Ultrasonic repellent stakes emit a high-frequency sound that is annoying to pests but inaudible to humans and pets. Their effectiveness varies, but they can be a useful part of a broader strategy, especially when placed near known entry points or active digging sites.

Step Three: Make Them Feel Unwelcome

If an armadillo has already established a burrow on your property, you need to encourage it to vacate. Never attempt to seal a burrow while the animal is inside. First, you must ensure it’s empty.

To do this, loosely stuff the entrance with wadded-up newspaper or leaves in the late afternoon. Check the next morning. If the material has been pushed out, the burrow is active. Wait until you see the armadillo leave at dusk to forage, then immediately and securely block the entrance. Use rocks, soil, and packed dirt to make it impossible to re-enter.

Flooding the burrow with water is another method to encourage evacuation, but use this cautiously to avoid soil erosion or undermining structures. The goal is to make the current home untenable so the armadillo seeks shelter elsewhere, ideally in a nearby wooded area rather than another part of your yard.

how to get rid of armadillos in yard

When to Call a Professional

If your efforts aren’t working, or the infestation is severe, it’s time to call a licensed wildlife control operator. These professionals understand local laws and have the experience and tools to handle the situation safely and legally. They can assess your property for attractants, set appropriate traps if necessary, and provide guarantees on their work, giving you peace of mind.

This is especially important if you suspect an armadillo is nesting, as disturbing a female with young can create more problems. Professionals know how to handle such scenarios.

Common Mistakes That Waste Your Time

In your urgency to solve the problem, it’s easy to fall for ineffective methods. Poisons designed for rodents are not only illegal and inhumane for use on armadillos, but they also pose a severe risk to pets, children, and other wildlife.
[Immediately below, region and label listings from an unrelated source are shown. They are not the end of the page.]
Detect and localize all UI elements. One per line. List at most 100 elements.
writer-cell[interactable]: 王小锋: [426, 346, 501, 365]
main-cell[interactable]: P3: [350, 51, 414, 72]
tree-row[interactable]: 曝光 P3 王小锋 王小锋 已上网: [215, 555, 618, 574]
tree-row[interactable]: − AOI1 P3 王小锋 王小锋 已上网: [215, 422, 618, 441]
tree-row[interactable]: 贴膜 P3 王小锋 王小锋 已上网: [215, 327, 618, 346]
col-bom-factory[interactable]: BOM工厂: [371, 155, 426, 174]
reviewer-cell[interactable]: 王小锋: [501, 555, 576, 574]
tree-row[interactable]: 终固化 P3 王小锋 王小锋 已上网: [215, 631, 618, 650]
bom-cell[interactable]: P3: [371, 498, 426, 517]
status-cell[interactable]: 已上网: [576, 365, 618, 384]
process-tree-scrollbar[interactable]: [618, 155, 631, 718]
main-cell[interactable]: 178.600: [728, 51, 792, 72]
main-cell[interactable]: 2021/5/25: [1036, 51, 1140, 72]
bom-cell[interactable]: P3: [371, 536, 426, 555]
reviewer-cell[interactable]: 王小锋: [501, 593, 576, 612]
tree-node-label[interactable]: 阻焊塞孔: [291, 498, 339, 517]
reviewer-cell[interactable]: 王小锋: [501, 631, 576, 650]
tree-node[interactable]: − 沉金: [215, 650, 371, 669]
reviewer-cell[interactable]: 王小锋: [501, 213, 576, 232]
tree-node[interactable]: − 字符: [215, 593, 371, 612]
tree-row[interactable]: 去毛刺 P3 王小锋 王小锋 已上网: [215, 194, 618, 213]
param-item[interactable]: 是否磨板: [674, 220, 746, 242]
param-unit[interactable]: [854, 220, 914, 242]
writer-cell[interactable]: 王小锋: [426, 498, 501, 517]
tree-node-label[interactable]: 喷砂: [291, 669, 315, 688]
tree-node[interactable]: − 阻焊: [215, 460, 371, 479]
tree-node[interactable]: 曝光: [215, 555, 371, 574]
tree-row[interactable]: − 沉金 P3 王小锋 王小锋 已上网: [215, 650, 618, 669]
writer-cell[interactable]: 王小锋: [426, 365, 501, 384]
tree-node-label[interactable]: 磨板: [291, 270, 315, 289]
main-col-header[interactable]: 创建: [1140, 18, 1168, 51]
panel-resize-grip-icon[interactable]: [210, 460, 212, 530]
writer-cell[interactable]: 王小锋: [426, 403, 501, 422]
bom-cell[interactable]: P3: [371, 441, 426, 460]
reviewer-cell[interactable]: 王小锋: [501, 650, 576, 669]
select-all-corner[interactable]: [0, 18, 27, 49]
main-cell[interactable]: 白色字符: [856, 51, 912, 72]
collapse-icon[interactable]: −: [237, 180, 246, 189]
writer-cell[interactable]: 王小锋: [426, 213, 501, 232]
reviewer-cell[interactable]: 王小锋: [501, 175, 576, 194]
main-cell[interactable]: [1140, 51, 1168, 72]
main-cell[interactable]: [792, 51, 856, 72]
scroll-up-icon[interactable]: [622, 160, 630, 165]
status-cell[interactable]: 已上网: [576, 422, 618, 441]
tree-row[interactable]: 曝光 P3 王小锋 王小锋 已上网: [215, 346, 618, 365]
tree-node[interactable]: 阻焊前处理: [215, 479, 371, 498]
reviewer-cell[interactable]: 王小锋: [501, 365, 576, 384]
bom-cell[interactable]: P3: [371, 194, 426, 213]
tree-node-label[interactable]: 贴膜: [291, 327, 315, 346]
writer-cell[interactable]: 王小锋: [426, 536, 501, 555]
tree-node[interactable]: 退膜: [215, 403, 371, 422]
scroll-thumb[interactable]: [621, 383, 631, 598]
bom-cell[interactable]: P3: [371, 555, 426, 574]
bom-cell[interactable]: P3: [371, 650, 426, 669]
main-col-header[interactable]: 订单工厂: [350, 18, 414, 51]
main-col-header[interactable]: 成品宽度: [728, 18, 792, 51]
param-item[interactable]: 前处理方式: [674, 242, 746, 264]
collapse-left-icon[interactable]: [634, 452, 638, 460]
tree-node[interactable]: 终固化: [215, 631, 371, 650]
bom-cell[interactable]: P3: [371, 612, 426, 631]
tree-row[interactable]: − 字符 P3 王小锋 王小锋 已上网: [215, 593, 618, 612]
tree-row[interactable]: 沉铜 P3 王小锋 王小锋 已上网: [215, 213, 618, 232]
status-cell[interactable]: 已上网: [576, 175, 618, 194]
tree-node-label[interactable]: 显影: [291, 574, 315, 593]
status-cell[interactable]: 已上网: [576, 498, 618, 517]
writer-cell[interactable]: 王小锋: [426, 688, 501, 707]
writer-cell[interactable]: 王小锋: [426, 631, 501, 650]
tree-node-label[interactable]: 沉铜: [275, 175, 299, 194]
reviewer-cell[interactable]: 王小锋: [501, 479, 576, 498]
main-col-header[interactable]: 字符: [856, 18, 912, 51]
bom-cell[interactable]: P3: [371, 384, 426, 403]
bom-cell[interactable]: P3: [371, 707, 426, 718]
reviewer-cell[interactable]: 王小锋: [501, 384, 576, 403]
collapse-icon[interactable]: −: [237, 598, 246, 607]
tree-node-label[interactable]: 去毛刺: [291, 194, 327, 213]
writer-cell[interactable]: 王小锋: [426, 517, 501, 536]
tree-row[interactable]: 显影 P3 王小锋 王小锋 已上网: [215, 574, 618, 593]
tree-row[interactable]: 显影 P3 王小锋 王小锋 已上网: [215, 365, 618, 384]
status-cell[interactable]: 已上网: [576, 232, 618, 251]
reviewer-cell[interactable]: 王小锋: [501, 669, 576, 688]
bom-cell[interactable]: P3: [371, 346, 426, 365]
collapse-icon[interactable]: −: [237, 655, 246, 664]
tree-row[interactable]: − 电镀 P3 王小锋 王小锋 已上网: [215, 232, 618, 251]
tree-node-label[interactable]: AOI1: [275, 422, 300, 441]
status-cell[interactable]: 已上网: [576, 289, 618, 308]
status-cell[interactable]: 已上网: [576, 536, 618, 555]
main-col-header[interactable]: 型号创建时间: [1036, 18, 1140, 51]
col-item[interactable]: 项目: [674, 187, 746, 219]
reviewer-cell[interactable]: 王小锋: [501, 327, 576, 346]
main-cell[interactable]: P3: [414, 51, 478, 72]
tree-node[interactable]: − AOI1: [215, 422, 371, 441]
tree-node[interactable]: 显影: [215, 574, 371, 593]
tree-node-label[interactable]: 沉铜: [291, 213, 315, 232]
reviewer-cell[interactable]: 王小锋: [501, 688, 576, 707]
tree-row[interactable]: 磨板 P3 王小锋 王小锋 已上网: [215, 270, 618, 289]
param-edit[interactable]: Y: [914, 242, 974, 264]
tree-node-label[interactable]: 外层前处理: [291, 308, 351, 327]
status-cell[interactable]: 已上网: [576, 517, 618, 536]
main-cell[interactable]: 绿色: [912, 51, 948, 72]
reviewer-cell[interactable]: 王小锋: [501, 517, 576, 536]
Armadillos are not rodents and such poisons are not formulated for them.

Simply filling the holes without addressing the root cause is like mopping the floor while the faucet is still running. The armadillo will just dig new ones the next night. Your efforts must be proactive, not just reactive.

Relying on a single deterrent, like a repellent, is rarely enough. Armadillos are persistent. A combined approach of removing food, adding barriers, and using deterrents creates a layered defense that is much harder for them to overcome.

Your Action Plan for an Armadillo-Free Yard

Start tonight. Take a walk around your property at dusk with a flashlight. Look for signs of active digging and try to identify their main entry points. This reconnaissance will tell you where to focus your efforts.

Tomorrow, begin with the fundamentals. Visit your local garden store and pick up a grub control treatment for your lawn. While you’re there, look for a commercial predator-scent repellent or motion-activated sprinkler. Order the materials for a small fencing project for your most vulnerable flower bed.

Within a week, you should have the food source diminishing and several deterrents in place. Be patient and consistent. It may take a week or two for the armadillo to get the message that your yard is no longer a good restaurant or hotel. Continue to monitor for new activity and reinforce your barriers as needed.

Reclaiming your yard from armadillos is a completely achievable goal. By understanding their behavior and implementing a persistent, humane strategy, you can restore your lawn and garden to its former glory. The holes will fill in, the grass will grow back, and you’ll be able to enjoy your outdoor space again, without any unexpected armored visitors.